Incident Report for Kili

Postmortem

US Cloud Production Issue – October 14, 2025

Summary:

On October 14, 2025, at approximately 3:45 PM UTC, the US cloud platform began experiencing high latency on backend services due to excessive load caused by a high quantity of output data. The incident was declared at 3:57 PM UTC and stability was restored by 5:05 PM UTC. The issue was fully resolved and closed on October 15, 7:40 AM UTC.

Incident Timeline:

Incident Detection & Customer Impact Start

  • Time: October 14, 3:45 PM UTC
  • Description: High latency was detected and reported by customers. 

Incident Declaration

  • Time: October 14, 4:15 PM UTC
  • Description: Incident published on the Status Page

Stable State Achieved

  • Time: October 14, 5:05 PM UTC
  • Description: The Backend was restarted as a short-term mitigation, restoring stability.

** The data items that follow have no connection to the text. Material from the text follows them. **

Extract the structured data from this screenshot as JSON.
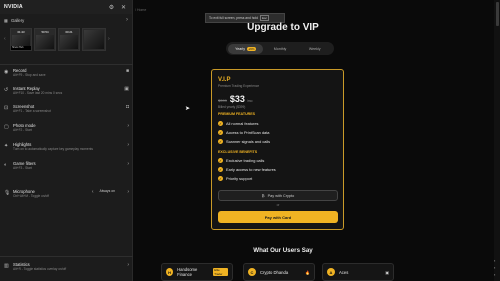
{
  "overlay": {
    "title": "NVIDIA",
    "gallery_label": "Gallery",
    "thumbs": [
      {
        "time": "01:43",
        "caption": ""
      },
      {
        "time": "50:54",
        "caption": ""
      },
      {
        "time": "00:21",
        "caption": ""
      },
      {
        "time": "",
        "caption": ""
      }
    ],
    "thumb_footer": "Sheki Hub",
    "items": [
      {
        "name": "Record",
        "sub": "Alt+F9 - Stop and save"
      },
      {
        "name": "Instant Replay",
        "sub": "Alt+F10 - Save last 20 mins 0 secs"
      },
      {
        "name": "Screenshot",
        "sub": "Alt+F1 - Take a screenshot"
      },
      {
        "name": "Photo mode",
        "sub": "Alt+F2 - Start"
      },
      {
        "name": "Highlights",
        "sub": "Turn on to automatically capture key gameplay moments"
      },
      {
        "name": "Game filters",
        "sub": "Alt+F3 - Start"
      },
      {
        "name": "Microphone",
        "sub": "Ctrl+Alt+M - Toggle on/off",
        "extra": "Always on"
      },
      {
        "name": "Statistics",
        "sub": "Alt+R - Toggle statistics overlay on/off"
      }
    ]
  },
  "site": {
    "breadcrumb": "/ Home",
    "fullscreen_toast": "To exit full screen, press and hold",
    "fullscreen_key": "Esc",
    "heading": "Upgrade to VIP",
    "tabs": {
      "yearly": "Yearly",
      "yearly_badge": "-20%",
      "monthly": "Monthly",
      "weekly": "Weekly"
    },
    "plan": {
      "name": "V.I.P",
      "subtitle": "Premium Trading Experience",
      "old_price": "$399",
      "price": "$33",
      "per": "/mo",
      "billed": "Billed yearly ($399)",
      "premium_title": "PREMIUM FEATURES",
      "premium": [
        "All normal features",
        "Access to PrintScan data",
        "Scanner signals and calls"
      ],
      "exclusive_title": "EXCLUSIVE BENEFITS",
      "exclusive": [
        "Exclusive trading calls",
        "Early access to new features",
        "Priority support"
      ],
      "crypto_btn": "Pay with Crypto",
      "or": "or",
      "card_btn": "Pay with Card"
    },
    "testimonials_title": "What Our Users Say",
    "reviews": [
      {
        "initial": "H",
        "name": "Handsome Finance",
        "tag": "Elite Trader"
      },
      {
        "initial": "C",
        "name": "Crypto Dhanda",
        "tag": ""
      },
      {
        "initial": "A",
        "name": "Aces",
        "tag": ""
      }
    ]
  }
}
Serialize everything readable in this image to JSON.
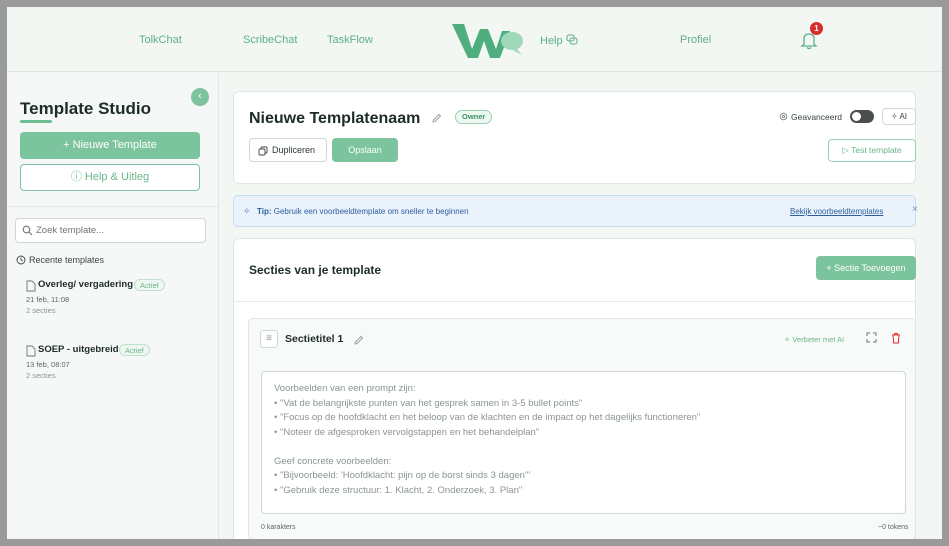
{
  "nav": {
    "links": [
      "TolkChat",
      "ScribeChat",
      "TaskFlow",
      "Help",
      "Profiel"
    ],
    "notification_count": "1"
  },
  "sidebar": {
    "title": "Template Studio",
    "new_template": "+ Nieuwe Template",
    "help": "Help & Uitleg",
    "search_placeholder": "Zoek template...",
    "recent_label": "Recente templates",
    "templates": [
      {
        "name": "Overleg/ vergadering",
        "badge": "Actief",
        "date": "21 feb, 11:08",
        "count": "2 secties"
      },
      {
        "name": "SOEP - uitgebreid",
        "badge": "Actief",
        "date": "13 feb, 08:07",
        "count": "2 secties"
      }
    ]
  },
  "header": {
    "title": "Nieuwe Templatenaam",
    "owner_badge": "Owner",
    "duplicate": "Dupliceren",
    "save": "Opslaan",
    "advanced_label": "Geavanceerd",
    "advanced_enabled": false,
    "ai_button": "AI",
    "test_button": "Test template"
  },
  "tip": {
    "label": "Tip:",
    "text": "Gebruik een voorbeeldtemplate om sneller te beginnen",
    "link": "Bekijk voorbeeldtemplates",
    "close": "×"
  },
  "sections": {
    "title": "Secties van je template",
    "add_button": "+ Sectie Toevoegen",
    "items": [
      {
        "title": "Sectietitel 1",
        "ai_improve": "Verbeter met AI",
        "placeholder_lines": [
          "Voorbeelden van een prompt zijn:",
          "• \"Vat de belangrijkste punten van het gesprek samen in 3-5 bullet points\"",
          "• \"Focus op de hoofdklacht en het beloop van de klachten en de impact op het dagelijks functioneren\"",
          "• \"Noteer de afgesproken vervolgstappen en het behandelplan\"",
          "",
          "Geef concrete voorbeelden:",
          "• \"Bijvoorbeeld: 'Hoofdklacht: pijn op de borst sinds 3 dagen'\"",
          "• \"Gebruik deze structuur: 1. Klacht, 2. Onderzoek, 3. Plan\""
        ],
        "char_count": "0 karakters",
        "token_count": "~0 tokens"
      }
    ]
  },
  "colors": {
    "accent": "#7cc49d",
    "danger": "#d92d2d",
    "tip_blue": "#2d5e9e"
  }
}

The time to mitigate was 1 hour and 20 minutes.

Incident Resolution

  • Time: October 15, 7:40 AM UTC
  • Description: The incident was officially marked as resolved. Time to resolution: 15 hours and 55 minutes.

End-User Impact:

Users experienced high latency on our services for a total of 1 hour and 20 minutes, on October 14, 3:45 PM UTC to 5:05 PM UTC.

What caused the incident?

An exceptionally high quantity of output data overwhelmed our GraphQL server. The backend could not manage the excessive load, resulting in high latency across our services.

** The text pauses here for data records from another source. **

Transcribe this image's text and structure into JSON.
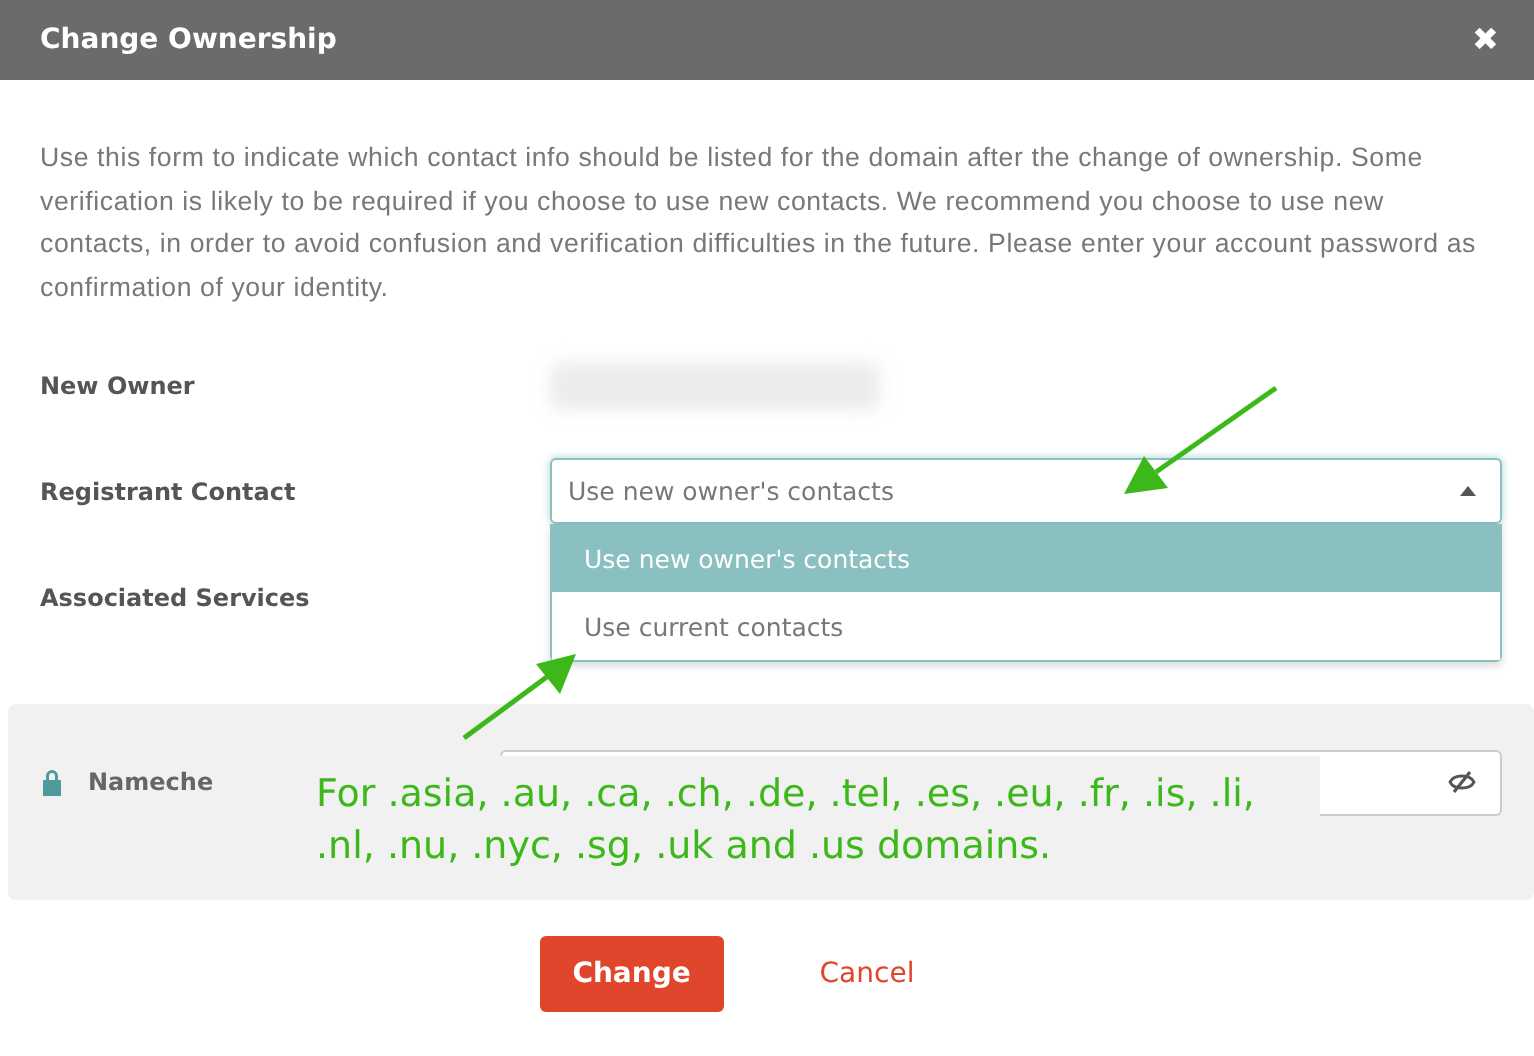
{
  "dialog": {
    "title": "Change Ownership",
    "close": "✖"
  },
  "intro": "Use this form to indicate which contact info should be listed for the domain after the change of ownership. Some verification is likely to be required if you choose to use new contacts. We recommend you choose to use new contacts, in order to avoid confusion and verification difficulties in the future. Please enter your account password as confirmation of your identity.",
  "new_owner": {
    "label": "New Owner"
  },
  "registrant": {
    "label": "Registrant Contact",
    "value": "Use new owner's contacts",
    "expanded": true,
    "options": [
      {
        "label": "Use new owner's contacts",
        "selected": true
      },
      {
        "label": "Use current contacts",
        "selected": false
      }
    ]
  },
  "associated": {
    "label": "Associated Services"
  },
  "password": {
    "label": "Nameche"
  },
  "annotation": {
    "lines": [
      "For .asia, .au, .ca, .ch, .de, .tel, .es, .eu, .fr, .is, .li,",
      ".nl, .nu, .nyc, .sg, .uk and .us domains."
    ]
  },
  "buttons": {
    "submit": "Change",
    "cancel": "Cancel"
  }
}
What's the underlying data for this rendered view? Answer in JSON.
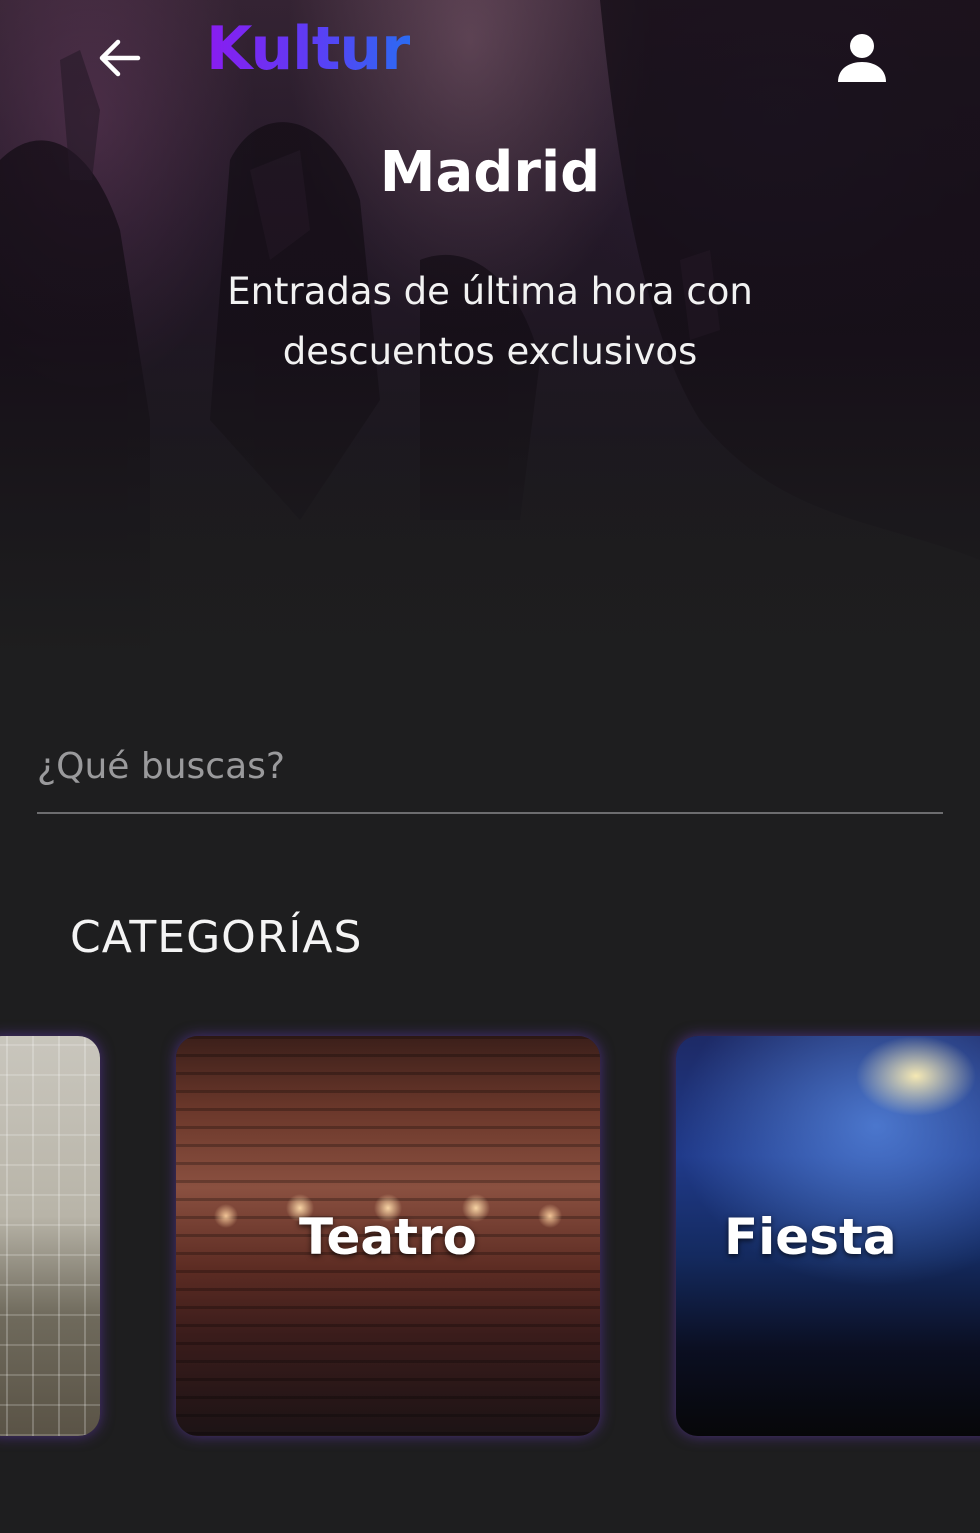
{
  "header": {
    "logo_text": "Kultur",
    "icons": {
      "back": "arrow-left-icon",
      "profile": "user-icon"
    }
  },
  "hero": {
    "title": "Madrid",
    "subtitle": "Entradas de última hora con descuentos exclusivos"
  },
  "search": {
    "placeholder": "¿Qué buscas?",
    "value": ""
  },
  "categories": {
    "heading": "CATEGORÍAS",
    "items": [
      {
        "label": ""
      },
      {
        "label": "Teatro"
      },
      {
        "label": "Fiesta"
      }
    ]
  },
  "colors": {
    "background": "#1e1e1f",
    "logo_gradient_start": "#8a1cf0",
    "logo_gradient_end": "#2b6bf2",
    "card_glow": "#6e3cc8"
  }
}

Corrective elements put in place to ensure that this does not happen again:

  • Immediate mitigation: Backend services were restarted to restore normal operations
  • Long-term mitigations are currently being developed and implemented to prevent similar load-related issues from occurring in the future:

    • Pre-computing the jsonResponse for exports so that exports are significantly faster and have minimal impact on the backend during processing.
    • Updating the way certain objects are sent through the GraphQL API to reduce backend load.
  • Enhanced monitoring and load management capabilities are being put in place to handle high-volume data processing scenarios better

We sincerely apologize for the inconvenience caused by this incident and its impact.

Thank you for your patience and continued trust.

The Kili Team

Posted Oct 20, 2025 - 15:06 UTC

Resolved

Dear users,

We have implemented a solution yesterday evening at 5 PM UTC to resolve the issue. All systems are now back to normal operation.

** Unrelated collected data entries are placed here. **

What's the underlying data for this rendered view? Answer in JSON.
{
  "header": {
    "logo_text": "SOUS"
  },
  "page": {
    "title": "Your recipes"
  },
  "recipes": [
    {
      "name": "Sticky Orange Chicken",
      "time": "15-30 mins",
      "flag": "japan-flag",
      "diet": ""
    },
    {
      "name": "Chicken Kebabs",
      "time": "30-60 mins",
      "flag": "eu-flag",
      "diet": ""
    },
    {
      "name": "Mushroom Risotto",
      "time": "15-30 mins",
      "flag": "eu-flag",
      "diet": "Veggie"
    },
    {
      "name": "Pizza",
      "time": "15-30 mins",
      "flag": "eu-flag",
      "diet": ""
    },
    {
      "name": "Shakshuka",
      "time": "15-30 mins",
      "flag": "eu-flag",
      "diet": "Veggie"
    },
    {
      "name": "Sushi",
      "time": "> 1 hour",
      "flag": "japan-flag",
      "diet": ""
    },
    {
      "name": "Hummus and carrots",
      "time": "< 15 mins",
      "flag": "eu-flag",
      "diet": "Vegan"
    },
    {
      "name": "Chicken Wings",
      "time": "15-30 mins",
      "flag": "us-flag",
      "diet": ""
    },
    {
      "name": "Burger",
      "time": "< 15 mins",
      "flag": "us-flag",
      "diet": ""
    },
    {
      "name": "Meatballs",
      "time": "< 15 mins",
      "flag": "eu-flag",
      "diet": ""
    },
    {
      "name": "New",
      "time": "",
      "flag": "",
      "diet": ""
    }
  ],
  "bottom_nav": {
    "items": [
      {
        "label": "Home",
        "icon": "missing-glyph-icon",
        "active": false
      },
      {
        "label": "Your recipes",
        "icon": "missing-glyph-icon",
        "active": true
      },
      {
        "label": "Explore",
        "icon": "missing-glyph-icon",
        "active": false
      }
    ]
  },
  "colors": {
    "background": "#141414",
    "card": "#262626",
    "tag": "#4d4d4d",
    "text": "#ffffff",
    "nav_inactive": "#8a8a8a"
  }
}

We apologize for any inconvenience caused and appreciate your patience during this time.

Our team will share a comprehensive post-mortem report in the coming days to provide more details on the incident and our preventive actions.

If you experience any further issues, please contact our [support team.](mailto:support@kili-technology.com)

Sincerely,
Kili Team
Posted Oct 15, 2025 - 08:17 UTC

Investigating

Dear users,

We are currently experiencing an issue that is impacting our services. Our team is actively investigating the root cause and working to resolve it as quickly as possible.

We will provide further updates on our status page https://status.kili-technology.com/.

Thank you for your patience and understanding.

Sincerely,
Kili Team
Posted Oct 14, 2025 - 16:15 UTC
This incident affected: US (US - Kili Frontend).